Alexavier Estrada came to UConn as an undergraduate with his heart set on medical school. But as he followed that dream, he began to have doubts.
For one thing, he wanted a profession that would let him spend more time with his loved ones. And as he became involved in laboratory research, he discovered something else: “I really enjoyed working with a tight-knit group of like-minded individuals trying to push the boundaries of science,” he says. “I want to expand the pool of scientific knowledge, as opposed to just utilizing it to help patients.”
Then he enrolled in an introductory psychopharmacology course called Drugs and Behavior taught by Dr. John Salamone. He characterizes the class as “an unexpected gift.” It not only tied together the physiology, biochemistry and general chemistry courses he had previously taken, but it also helped him realize that he could help people through teaching instead of healing them as a medical doctor, he explains.
Now Alex is pursuing his Ph.D. in Pharmaceutical Sciences with a concentration in Medicinal Chemistry. His research involves synthesizing compounds to improve and expand the class of antibiotics known as dihydrofolate reductase inhibitors. He will be the first person in his family to earn a doctoral degree.

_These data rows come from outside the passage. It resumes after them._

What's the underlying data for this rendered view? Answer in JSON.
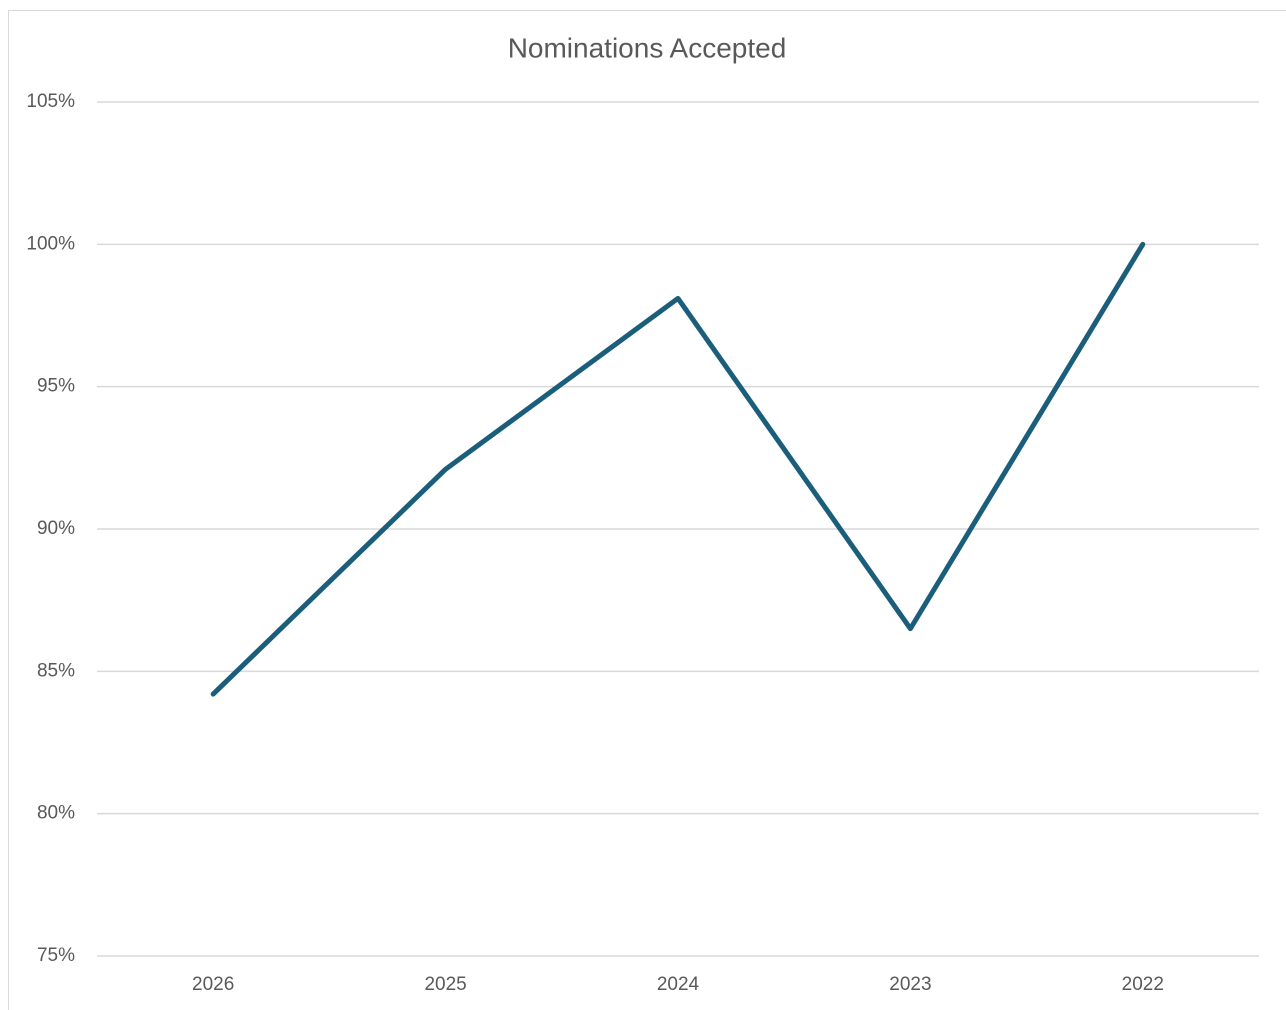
{
  "chart_data": {
    "type": "line",
    "title": "Nominations Accepted",
    "categories": [
      "2026",
      "2025",
      "2024",
      "2023",
      "2022"
    ],
    "series": [
      {
        "name": "Nominations Accepted",
        "color": "#1b5e7b",
        "values": [
          84.2,
          92.1,
          98.1,
          86.5,
          100
        ]
      }
    ],
    "ylim": [
      75,
      105
    ],
    "yticks": [
      {
        "value": 75,
        "label": "75%"
      },
      {
        "value": 80,
        "label": "80%"
      },
      {
        "value": 85,
        "label": "85%"
      },
      {
        "value": 90,
        "label": "90%"
      },
      {
        "value": 95,
        "label": "95%"
      },
      {
        "value": 100,
        "label": "100%"
      },
      {
        "value": 105,
        "label": "105%"
      }
    ],
    "grid": true
  }
}
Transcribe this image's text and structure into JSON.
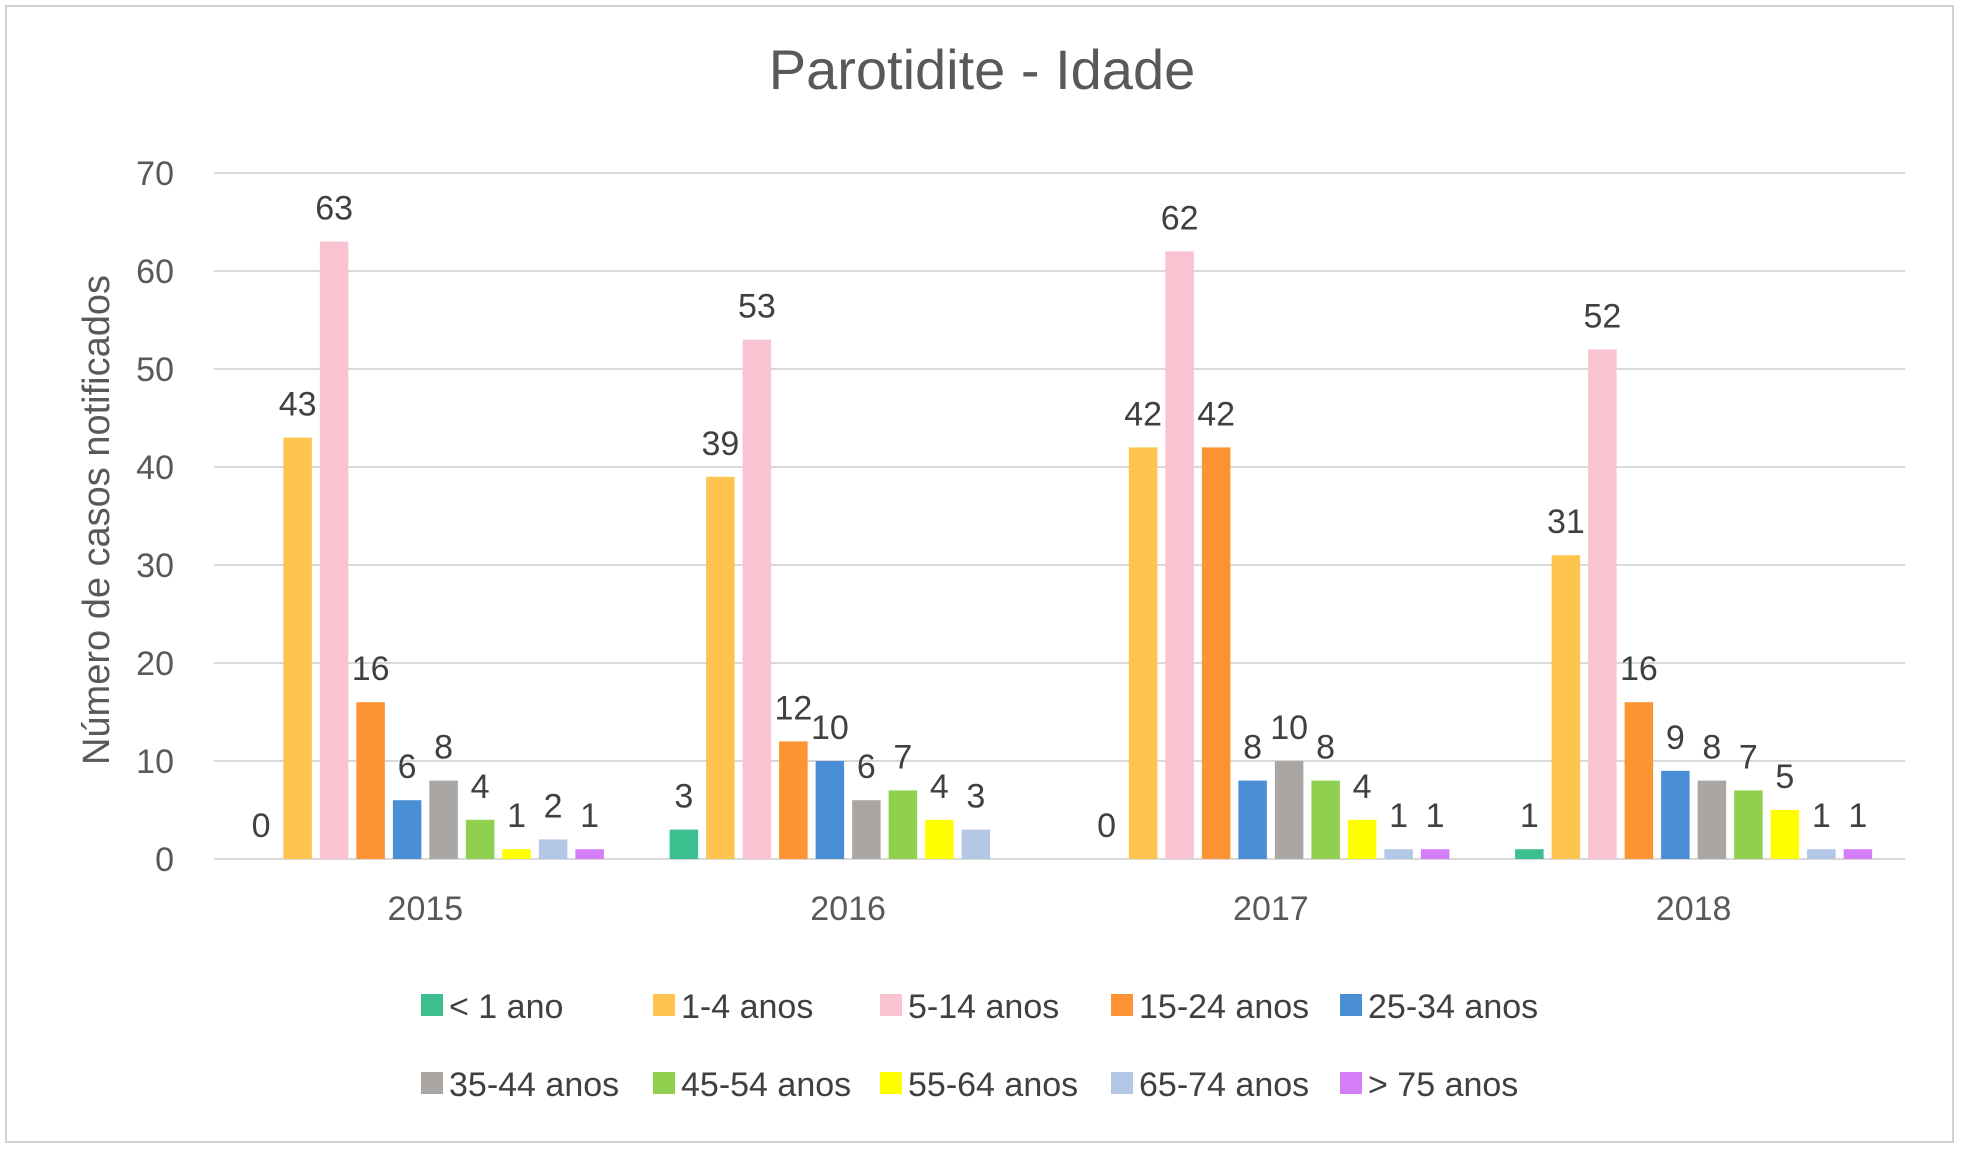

Even before beginning his Ph.D. work, the young man from Broad Brook, CT, had considerable research experience under his belt. As an undergrad, he worked as a research assistant in the Behavioral Neuroscience division of the Psychology Department under Dr. Salamone, where he prepared his honors thesis: Effort-Impariment and Depression Mimicry Produced by Interleukin l-beta.
When Alex graduated with a B.S. degree in Biological Sciences from UConn in May 2013, he was a full year younger than most of his classmates. He skipped a grade in elementary school. He was also a Louis Stokes Alliance for Minority Participation (LSAMP) Scholar and one of the 15 members of his class to be awarded a Day of Pride Scholarship, which offers full tuition, room and board.
Although he changed his mind about being a doctor, he says, “Science has always been my focus and passion for as long as I remember. There was never any thought of working and studying in any other field.”